LA CRISE AGRICOLE EN ESPAGNE
Villageois andalous désertant
les campagnes
Une crise agricole des plus graves sévit depuis plusieurs mois dans
les provinces du Sud et du Sud-Est de l'Espagne. Déjà, en
mai dernier, le Petit Journal en avait signalé les premières
manifestations. La sécheresse persistante, disait-il, a rendu inutiles
les travaux de la campagne, en détruisant presque entièrement
la récolte des vins et des oranges, qui, on le sait, constitue la
principale richesse de l'Andalousie, de Valence et d'Alicante. Dans les
gouvernements de Jaen, Séville, Cadix, Malaga, Xérès,
Cordoue, des millions de paysans sont sans ouvrage. Des bandes affamées
parcourent les villes et les villages, molestant les propriétaires,
assiégeant les municipalités qui ont, pour la plupart, vidé
jusqu'au dernier sou, entre les mains des misérables, leur caisse
de secours. Des délégations se succèdent aux palais
des gouverneurs, réclamant, tantôt avec angoisse, tantôt
même sur un ton comminatoire, du travail et du pain.
Depuis trois mois, en dépit de tous les efforts, cette situation
s'est encore aggravée, et les populations rurales d'Andalousie sont
en ce moment plongées dans la plus profonde misère.

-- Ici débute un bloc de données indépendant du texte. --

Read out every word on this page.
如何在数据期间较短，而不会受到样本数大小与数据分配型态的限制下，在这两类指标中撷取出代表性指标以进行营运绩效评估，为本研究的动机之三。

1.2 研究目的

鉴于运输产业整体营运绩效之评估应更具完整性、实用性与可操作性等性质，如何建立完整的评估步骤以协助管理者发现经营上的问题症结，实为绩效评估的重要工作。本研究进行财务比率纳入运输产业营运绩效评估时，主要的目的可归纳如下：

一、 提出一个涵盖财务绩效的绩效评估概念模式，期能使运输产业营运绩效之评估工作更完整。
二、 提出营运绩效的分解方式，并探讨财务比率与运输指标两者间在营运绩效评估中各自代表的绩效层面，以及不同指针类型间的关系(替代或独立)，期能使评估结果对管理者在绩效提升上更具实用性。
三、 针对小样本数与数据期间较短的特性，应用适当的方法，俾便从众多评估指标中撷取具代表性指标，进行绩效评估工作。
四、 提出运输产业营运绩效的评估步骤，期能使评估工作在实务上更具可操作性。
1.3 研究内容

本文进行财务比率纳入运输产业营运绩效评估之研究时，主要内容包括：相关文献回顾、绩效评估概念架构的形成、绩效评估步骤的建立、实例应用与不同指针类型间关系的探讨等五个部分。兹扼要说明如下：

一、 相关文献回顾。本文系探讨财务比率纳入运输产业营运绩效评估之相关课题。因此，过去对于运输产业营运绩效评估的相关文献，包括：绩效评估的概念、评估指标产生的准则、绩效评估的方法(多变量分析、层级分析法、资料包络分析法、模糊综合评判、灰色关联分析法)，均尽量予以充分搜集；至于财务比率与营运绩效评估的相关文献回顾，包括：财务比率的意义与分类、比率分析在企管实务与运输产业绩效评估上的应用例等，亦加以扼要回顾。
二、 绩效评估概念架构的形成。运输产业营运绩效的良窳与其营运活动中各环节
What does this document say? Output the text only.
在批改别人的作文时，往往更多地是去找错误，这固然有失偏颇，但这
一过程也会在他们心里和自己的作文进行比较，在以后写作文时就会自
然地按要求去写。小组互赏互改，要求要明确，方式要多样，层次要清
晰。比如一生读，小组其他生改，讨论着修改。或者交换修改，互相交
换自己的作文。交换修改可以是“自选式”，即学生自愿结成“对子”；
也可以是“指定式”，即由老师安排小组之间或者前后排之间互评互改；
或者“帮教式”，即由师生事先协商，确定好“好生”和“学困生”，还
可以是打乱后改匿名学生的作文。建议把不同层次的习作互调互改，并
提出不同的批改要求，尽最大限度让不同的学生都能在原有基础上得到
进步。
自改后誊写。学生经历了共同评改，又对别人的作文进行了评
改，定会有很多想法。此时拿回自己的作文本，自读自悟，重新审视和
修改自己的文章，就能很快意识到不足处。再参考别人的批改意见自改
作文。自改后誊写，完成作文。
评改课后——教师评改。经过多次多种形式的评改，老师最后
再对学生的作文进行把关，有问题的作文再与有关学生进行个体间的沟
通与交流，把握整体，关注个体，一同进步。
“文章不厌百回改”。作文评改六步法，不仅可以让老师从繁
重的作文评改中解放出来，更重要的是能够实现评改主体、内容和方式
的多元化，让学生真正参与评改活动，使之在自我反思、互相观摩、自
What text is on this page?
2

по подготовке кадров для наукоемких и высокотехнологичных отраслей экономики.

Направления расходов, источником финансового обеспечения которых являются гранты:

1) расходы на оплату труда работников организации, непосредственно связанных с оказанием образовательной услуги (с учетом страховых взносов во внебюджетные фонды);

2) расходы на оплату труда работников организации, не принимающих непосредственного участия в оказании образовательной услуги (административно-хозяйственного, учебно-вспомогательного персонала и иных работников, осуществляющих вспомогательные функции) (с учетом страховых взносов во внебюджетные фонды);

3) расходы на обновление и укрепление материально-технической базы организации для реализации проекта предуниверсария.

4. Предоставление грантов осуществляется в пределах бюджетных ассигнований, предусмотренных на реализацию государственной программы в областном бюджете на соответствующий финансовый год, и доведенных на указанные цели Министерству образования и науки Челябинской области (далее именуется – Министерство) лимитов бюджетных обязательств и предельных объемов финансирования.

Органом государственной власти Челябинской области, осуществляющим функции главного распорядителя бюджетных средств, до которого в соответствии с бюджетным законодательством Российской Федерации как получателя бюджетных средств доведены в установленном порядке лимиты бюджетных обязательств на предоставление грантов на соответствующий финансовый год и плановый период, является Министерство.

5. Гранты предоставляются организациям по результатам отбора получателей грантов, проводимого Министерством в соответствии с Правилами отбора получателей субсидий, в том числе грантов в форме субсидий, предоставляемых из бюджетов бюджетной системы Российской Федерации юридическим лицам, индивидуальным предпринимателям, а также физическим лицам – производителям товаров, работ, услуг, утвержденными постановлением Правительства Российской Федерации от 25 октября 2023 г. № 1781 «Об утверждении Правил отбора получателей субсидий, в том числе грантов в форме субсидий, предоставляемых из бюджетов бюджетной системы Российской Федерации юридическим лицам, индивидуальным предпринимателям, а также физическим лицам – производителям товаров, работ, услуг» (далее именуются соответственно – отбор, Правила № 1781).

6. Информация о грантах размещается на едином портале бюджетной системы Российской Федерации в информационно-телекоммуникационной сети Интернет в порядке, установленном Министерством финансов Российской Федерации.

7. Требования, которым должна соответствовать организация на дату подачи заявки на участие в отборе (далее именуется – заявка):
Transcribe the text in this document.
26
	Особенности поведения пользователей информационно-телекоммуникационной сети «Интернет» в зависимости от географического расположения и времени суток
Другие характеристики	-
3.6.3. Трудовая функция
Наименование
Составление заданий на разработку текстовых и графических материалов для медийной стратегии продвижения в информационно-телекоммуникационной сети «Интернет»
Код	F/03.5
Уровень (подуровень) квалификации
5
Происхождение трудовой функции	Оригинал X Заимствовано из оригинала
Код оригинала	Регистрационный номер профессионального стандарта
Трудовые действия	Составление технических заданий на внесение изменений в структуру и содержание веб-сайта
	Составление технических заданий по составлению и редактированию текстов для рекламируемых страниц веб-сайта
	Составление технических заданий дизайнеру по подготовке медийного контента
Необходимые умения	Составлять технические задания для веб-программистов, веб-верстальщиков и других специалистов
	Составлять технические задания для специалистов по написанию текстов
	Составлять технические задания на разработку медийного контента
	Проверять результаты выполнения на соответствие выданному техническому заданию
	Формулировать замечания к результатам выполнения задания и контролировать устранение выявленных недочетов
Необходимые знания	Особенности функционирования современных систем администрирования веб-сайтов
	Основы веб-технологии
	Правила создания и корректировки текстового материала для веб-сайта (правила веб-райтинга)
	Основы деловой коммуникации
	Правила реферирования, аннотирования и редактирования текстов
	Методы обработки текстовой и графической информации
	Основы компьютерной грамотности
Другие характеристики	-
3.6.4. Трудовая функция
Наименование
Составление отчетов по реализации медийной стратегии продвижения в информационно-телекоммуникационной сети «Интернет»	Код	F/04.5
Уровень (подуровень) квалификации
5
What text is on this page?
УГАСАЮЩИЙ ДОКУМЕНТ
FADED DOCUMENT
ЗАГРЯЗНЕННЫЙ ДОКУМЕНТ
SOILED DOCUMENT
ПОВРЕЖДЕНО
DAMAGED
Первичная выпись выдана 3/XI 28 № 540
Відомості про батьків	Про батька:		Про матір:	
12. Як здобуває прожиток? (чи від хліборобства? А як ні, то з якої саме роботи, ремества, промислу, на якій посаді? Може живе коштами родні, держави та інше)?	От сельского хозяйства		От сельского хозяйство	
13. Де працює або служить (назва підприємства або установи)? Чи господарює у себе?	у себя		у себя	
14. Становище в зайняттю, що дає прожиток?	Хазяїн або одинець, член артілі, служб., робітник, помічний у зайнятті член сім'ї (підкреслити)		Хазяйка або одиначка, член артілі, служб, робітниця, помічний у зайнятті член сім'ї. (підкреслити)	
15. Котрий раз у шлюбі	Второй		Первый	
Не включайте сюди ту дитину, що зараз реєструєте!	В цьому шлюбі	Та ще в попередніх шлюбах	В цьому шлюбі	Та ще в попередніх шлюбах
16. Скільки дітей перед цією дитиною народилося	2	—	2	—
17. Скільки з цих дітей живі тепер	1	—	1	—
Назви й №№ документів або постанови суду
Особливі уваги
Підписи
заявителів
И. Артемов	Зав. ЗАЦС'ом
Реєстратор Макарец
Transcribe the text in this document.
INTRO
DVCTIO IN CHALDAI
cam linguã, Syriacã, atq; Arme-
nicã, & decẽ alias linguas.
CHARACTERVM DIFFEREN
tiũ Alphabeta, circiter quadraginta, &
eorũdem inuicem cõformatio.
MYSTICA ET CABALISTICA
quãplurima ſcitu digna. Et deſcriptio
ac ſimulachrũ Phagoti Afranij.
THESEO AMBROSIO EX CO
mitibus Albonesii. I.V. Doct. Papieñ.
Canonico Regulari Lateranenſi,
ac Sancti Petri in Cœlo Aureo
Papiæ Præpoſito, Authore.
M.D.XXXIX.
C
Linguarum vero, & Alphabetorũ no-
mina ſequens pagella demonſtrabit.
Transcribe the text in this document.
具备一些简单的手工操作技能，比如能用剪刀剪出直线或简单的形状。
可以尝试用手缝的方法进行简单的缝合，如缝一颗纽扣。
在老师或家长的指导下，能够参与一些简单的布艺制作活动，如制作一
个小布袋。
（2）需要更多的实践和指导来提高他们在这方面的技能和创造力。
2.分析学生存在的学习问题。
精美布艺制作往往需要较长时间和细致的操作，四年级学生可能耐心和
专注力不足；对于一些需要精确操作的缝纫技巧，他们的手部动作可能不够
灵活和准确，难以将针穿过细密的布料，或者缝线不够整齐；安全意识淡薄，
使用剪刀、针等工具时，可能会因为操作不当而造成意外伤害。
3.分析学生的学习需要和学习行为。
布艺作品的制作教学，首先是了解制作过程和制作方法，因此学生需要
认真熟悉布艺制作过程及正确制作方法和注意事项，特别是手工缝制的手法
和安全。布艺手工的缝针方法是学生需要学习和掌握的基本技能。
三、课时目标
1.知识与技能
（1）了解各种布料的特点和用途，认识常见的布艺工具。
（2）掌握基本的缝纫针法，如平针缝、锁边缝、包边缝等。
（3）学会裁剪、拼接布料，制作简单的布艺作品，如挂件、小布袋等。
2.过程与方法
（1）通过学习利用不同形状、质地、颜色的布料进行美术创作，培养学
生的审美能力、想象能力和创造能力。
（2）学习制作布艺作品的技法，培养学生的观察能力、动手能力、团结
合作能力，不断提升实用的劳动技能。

A Osuna, Moron, Lebrija, Carmona, Ecija et autres points moins importants,
où les travaux des champs constituent les seuls moyens d'existence
des habitants, des milliers d'infortunés, exténués
par la misère et la faim, parcourent les routes, implorant la charité,
quand ils ne s'emparent pas violemment du bien d'autrui. A Utrera, on a
déjà passé aux voies de fait. Les autorités
sont impuissantes et assistent à l'assaut des marchés, épiceries
et boulangeries, où des gens absolument affamés s'emparent
des provisions de toutes sortes qui leur tombent sous la main et les ingurgitent
comme de véritables gloutons.
Dans les campagnes règne un silence de mort, les populations refluant
vers le centre des villages. La terre, sèche, dure, brûlée
par les rayons avides du soleil, ne produit plus rien, car elle ne peut
être travaillée, et le fer de la charrue ne brille plus depuis
longtemps. Partout un silence lugubre, pas l'ombre d'un être humain.
L'Andalousie n'est plus qu'un désert...
Des ouvriers des champs s'emparent, pendant la nuit, de troupeaux de brebis
qu'ils tuent pour se nourrir malgré tous les efforts des autorités,
impuissantes à empêcher ces vols.
Beaucoup d'ouvriers se nourrissent uniquement de fruits de cactus, qui abondent
dans quelques régions.
La gendarmerie poursuit activement les ouvriers qui s'emparent du bétail
; mais, lorsqu'elle en saisit un, tous les autres accourent, et tous se
déclarent coupables.
Ceux qui sont incarcérés se montrent satisfaits, car ils ont,
disent-ils, leur nourriture assurée.
***
Le gouvernement espagnol s'applique cependant à remédier à
cette terrible crise agraire.
Le comte de Romanones, ministre de l'agriculture, reprenant le projet de
M. Villanueva, va inaugurer l'enseignement agricole ambulant.
Des conférences agricoles vont être faites dans la péninsule
par des professeurs nomades.
Les directeurs des instituts ethnologiques de Ciudad-Real et de Haro ont
mission de faire les premières conférences de ce genre dans
les provinces de la Mancha et de la Rioja.
Vu le grand nombre d'illettrés que comptent les populations rurales,
il est doublement nécessaire que les progrès de la science
agricole soient exposés de vive voix et que ces conférences
soient suivies de travaux pratiques destinés à corroborer
les explications fournies aux propriétaires et aux ouvriers de la
campagne pour combattre l'ignorance et la routine dans lesquelles croupit
l'agriculture en Espagne.
On sait que les conférences agricoles ambulantes ont eu une heureuse
influence sur le développement de l'agriculture en Italie. Il est
à souhaiter qu'il en soit de même en Espagne.